С начальником китайской жандармерии генералом Ли Бо у Бордухарова давно не ладилось. Они тихо ненавидели друг друга и по возможности делали один другому пакости.

— Господь с ним, — отмахнулся Бордухаров и косолапя заходил по комнате. — В мелочах мы грыземся, а в главном едины. Как-никак, а китайцы нам помогают. Что уж тут говорить...

— Да, да, — согласился Дзасохов.

Дайрен. Июль 1927 г.

Хшановский уехал утренним поездом.
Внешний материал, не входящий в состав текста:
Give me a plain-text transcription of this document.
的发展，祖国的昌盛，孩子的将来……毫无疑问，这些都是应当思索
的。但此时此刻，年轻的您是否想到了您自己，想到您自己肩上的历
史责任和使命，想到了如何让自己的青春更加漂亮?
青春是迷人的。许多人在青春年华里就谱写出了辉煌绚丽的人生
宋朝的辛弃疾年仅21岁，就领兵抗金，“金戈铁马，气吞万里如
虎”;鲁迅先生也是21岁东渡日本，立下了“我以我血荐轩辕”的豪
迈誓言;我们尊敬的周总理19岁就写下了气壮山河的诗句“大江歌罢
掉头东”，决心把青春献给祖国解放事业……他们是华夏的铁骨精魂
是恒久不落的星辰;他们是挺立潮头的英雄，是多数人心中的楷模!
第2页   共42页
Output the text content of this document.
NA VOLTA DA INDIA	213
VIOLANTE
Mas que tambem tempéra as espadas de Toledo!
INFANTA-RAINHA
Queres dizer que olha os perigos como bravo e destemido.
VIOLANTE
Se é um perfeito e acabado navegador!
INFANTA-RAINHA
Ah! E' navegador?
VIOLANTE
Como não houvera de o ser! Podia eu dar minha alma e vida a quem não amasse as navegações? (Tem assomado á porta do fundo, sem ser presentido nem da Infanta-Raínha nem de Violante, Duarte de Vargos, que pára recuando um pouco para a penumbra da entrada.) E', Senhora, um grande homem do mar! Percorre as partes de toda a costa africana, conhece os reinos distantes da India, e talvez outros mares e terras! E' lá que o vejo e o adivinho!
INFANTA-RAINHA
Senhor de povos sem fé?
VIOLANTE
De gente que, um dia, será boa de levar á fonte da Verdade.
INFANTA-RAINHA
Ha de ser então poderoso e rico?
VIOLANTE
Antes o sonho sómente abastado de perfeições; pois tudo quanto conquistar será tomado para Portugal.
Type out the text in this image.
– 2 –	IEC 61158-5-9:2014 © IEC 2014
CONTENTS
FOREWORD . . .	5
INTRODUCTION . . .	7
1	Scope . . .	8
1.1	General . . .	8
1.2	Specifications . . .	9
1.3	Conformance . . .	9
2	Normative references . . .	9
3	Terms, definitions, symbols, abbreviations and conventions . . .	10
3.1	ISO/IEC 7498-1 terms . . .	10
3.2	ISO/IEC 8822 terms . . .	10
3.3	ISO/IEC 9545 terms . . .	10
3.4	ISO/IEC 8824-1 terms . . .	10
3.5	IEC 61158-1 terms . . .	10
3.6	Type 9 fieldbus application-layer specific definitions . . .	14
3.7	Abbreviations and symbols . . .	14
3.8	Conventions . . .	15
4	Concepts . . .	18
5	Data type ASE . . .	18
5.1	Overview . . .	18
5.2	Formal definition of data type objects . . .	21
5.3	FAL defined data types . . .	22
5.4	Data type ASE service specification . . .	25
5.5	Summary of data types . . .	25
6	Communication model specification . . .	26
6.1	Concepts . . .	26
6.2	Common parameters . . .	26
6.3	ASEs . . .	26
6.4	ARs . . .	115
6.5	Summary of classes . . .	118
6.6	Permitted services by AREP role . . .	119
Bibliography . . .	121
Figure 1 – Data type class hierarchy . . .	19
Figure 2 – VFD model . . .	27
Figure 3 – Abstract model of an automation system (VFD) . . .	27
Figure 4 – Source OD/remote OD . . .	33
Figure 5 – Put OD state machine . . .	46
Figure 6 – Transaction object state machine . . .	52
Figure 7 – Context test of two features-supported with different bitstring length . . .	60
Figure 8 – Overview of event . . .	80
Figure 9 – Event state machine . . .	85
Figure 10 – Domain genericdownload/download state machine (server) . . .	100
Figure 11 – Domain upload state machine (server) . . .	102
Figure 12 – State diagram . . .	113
Лескюр взял билет на вечерний. У билетных касс железнодорожного вокзала ему показалось, что за ним наблюдают. За многие годы, проведенные во враждебном лагере, он так и не смог привыкнуть к слежке и постоянно, днем и ночью, где бы ни находился, почти физически — затылком, спиной — ощущал на себе чужой взгляд. И даже когда был уверен, что никто за ним не наблюдает. Ему казалось, что взгляд этот навсегда прилип, ни смыть его, ни отодрать невозможно.

В центре Лескюр сел в трамвай. Потом взял рикшу. Возле здания китайской судоходной компании, занятого под японскую военную миссию, отпустил рикшу и смешался с толпой. И тут окончательно убедился, что его тщательно опекают двое: пожилой китаец в грязной соломенной шляпе и европеец с черными, словно приклеенными усиками.

Лескюр был не столько обеспокоен, сколько озадачен. Он старался найти причины интереса контрразведки к своей персоне. Искал их и не мог найти. Шанхай? Не должно. Может, что с Полынниковым? Но Хшановский проторчал на пристани до отхода судна. Если все же Шанхай, то почему позволили его покинуть, а не взяли там же? Для того, чтобы выявить связи? Тогда почему прицепились в Дайрене, а не ждут в Харбине? И потом, чем объяснить, что слежка началась через несколько часов после прибытия парохода? Хшановский уехал спокойно.

Нет, тут что-то не то. А что, если это кемпетай? У японцев своя тактика в наблюдении. Если они цепляются, то мертвой хваткой, ни на шаг не отпуская жертву. Ходят за ней по пятам, в открытую, давят на психику, гонят, как зайца по кругу. Человек со слабыми нервами начинает метаться, допускает просчеты и в результате окончательно попадается или не выдерживает и является сам.